Question

Sequence Blast Against Rfam Database

3

Entering edit mode

11.4 years ago

liran0921 ▴ 150

Hi All,

I am using blastn to blast my data against tRNAs which is extracted from RFam database. Then I picked one match from the blast result to confirm it by directly searching my read in RFam online (http://rfam.sanger.ac.uk/search).

Here is my read which have a 100% match with a tRNA: CCCATTCTTGCGACCCGGGTTCGATTCCCGGGCGGCGC

This is the matched tRNA from RFam: GCGCCGCTGGTGTAGTGGTATCATGCAAGATTCCCATTCTTGCGACCCGGGTTCGATTCCCGGGCGGCGCA

Clearly it's a perfect match (in bold). But when you search my query in RFam, there is no hit. However, the subject tRNA can be found in RFam.

Could anybody tell me what's the problem?

blast • 6.4k views

ADD COMMENT • link updated 3.1 years ago by Michael 55k • written 11.4 years ago by liran0921 ▴ 150

0

Entering edit mode

Could you paste the exact command you used for the BLAST? And the exact result line? Also, are you aware tha RFam provides a script for just this purpose? Here's the part of the code which is relevant:

$blastcmd = "blastall -p blastn -i $fafile -d $blastdb -e $blastcut -W7 -F F -b 1000000 -v 1000000 -m 8"; (By default $blastcut is 0.01)

ADD REPLY • link 11.4 years ago by David Westergaard ★ 1.5k

0

Entering edit mode

Hi David, I will try the script you mentioned. my blast command is : blastn -query mapped_reads.fa -task megablast -db tRNA_for_blast -out mapped_vs_tRNA.txt -outfmt "6 qseqid sseqid qlen evalue pident nident mismatch qcovs qcovhsp" .

The matched record is: 10002-681 2341-1 38 2e-15 100.00 38 0 100 100

The blantn result shows that it indeed is a perfect match. I am just wondering why this query read can not be found in RFam database. Is it too short?

ADD REPLY • link 11.4 years ago by liran0921 ▴ 150

0

Entering edit mode

I just skimmed through the script and the associated notes which I forgot to link to. Sorry!

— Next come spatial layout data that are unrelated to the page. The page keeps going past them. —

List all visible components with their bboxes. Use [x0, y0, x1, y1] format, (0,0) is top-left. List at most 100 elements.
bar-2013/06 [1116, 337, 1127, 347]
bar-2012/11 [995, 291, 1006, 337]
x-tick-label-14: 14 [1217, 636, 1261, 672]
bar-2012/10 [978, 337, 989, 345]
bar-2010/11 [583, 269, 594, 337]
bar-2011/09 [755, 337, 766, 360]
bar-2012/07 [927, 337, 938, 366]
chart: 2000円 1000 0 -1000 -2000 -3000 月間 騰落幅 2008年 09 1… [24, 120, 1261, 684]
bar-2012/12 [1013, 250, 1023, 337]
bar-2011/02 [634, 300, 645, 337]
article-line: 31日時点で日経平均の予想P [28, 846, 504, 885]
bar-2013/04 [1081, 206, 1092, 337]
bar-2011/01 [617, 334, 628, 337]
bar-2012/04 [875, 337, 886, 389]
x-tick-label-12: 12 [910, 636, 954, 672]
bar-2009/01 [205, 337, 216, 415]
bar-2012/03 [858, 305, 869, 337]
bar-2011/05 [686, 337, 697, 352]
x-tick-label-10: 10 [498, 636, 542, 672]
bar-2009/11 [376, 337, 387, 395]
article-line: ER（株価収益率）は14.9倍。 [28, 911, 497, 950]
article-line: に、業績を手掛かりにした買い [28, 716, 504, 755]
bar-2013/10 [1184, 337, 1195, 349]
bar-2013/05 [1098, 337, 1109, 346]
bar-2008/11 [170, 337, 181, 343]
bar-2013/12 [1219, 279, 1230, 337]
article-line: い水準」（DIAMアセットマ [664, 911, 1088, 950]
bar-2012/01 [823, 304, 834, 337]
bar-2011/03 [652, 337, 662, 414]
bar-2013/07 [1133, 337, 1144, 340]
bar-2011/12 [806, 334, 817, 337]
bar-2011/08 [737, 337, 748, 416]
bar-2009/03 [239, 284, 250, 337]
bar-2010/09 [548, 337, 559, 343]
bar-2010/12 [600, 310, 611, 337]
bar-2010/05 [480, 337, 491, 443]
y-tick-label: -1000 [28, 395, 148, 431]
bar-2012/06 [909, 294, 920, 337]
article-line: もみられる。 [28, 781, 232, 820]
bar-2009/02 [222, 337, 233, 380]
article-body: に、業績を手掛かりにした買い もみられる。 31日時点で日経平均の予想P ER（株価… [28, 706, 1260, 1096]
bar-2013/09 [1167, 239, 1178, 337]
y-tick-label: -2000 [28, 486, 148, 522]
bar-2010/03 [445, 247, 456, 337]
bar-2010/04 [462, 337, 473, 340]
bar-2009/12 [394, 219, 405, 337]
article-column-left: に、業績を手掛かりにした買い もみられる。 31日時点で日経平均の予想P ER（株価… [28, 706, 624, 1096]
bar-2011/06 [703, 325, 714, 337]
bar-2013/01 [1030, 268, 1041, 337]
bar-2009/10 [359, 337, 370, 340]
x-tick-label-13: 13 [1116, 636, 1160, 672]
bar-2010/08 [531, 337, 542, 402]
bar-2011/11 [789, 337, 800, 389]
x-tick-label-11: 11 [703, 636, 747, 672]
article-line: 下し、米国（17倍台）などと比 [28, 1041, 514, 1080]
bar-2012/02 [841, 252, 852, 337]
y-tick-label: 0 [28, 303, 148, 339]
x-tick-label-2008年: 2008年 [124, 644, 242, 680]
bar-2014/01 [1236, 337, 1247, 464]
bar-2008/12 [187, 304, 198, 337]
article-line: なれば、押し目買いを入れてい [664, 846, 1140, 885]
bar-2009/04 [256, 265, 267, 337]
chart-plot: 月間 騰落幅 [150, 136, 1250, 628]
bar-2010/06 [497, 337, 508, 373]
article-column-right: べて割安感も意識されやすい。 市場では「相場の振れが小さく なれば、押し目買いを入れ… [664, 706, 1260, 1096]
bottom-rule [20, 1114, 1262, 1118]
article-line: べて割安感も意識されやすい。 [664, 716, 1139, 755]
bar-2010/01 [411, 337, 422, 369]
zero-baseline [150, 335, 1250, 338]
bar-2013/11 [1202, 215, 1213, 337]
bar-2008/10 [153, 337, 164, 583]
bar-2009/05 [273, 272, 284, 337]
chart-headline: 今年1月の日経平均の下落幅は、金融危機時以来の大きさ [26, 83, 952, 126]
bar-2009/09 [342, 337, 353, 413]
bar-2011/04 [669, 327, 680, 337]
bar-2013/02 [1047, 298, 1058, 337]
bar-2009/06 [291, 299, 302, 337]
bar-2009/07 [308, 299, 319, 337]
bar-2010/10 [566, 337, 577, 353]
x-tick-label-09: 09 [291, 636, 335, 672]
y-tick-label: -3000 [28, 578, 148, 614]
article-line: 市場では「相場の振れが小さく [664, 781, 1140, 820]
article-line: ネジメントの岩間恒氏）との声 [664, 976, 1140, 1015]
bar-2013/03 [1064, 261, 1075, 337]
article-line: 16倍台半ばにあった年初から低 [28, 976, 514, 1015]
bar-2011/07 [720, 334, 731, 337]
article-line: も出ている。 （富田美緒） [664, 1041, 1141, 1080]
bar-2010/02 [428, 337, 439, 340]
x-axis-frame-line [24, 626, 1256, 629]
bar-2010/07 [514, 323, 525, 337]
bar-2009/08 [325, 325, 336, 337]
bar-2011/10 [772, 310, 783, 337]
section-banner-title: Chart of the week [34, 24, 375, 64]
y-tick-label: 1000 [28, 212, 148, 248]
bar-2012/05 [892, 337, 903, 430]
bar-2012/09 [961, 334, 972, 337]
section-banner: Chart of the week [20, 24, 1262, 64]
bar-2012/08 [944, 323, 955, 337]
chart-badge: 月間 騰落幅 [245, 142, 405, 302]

It seem that blastn is just an initial step when querying the RFam database to narrow down the search. In the README, try jumping to the section (3) General comments on what rfam_scan.pl is doing. It seems that RFam does an additional step of matching the covariate models cmsearch (The run_multi_infernal_search() subroutine from the perl script.)

ADD REPLY • link 11.4 years ago by David Westergaard ★ 1.5k

0

Entering edit mode

Thanks. It should be better using rfam_scan.pl . But I suppose that if a read is 100% match with a rRNA, then it should be from tRNA regardless of matching with CM model. I still want to know why my read can not be found by RFam online search.

ADD REPLY • link 11.4 years ago by liran0921 ▴ 150

0

Entering edit mode

Have you tried contacting the lovely Rfam folks with this question? (http://rfam.sanger.ac.uk/help#tabview=tab12)

ADD REPLY • link 11.4 years ago by sarahhunter ▴ 600

0

Entering edit mode

Thanks for your advice. i really should try to contact them.

ADD REPLY • link 11.4 years ago by liran0921 ▴ 150

score 4 · Accepted Answer · 2013-08-13

I think that it is because your tRNA sequence is truncated by having short reads. Covariance models use (among other things) information about the internal base-pairing of the RNA, in this case the cloverleaf structure.

(By Yikrazuul (Own work) CC-BY-SA-3.0, via Wikimedia Commons)

If you imagine an extreme case, where your tRNA fragment is exactly divided in half (this is almost the case for your example!), or you by chance get only a large part of the variable loop, then you see that you loose a large portion of the most significant base pairing (acceptor stem, anticodon loop+ stem). That will possibly drop the score immediately, because the structure left would be a single hairpin loop, which are quite frequent and not significant for a tRNA. That means that for truncated sequences, blast might be more sensitive than RFam or tRNAscan-SE.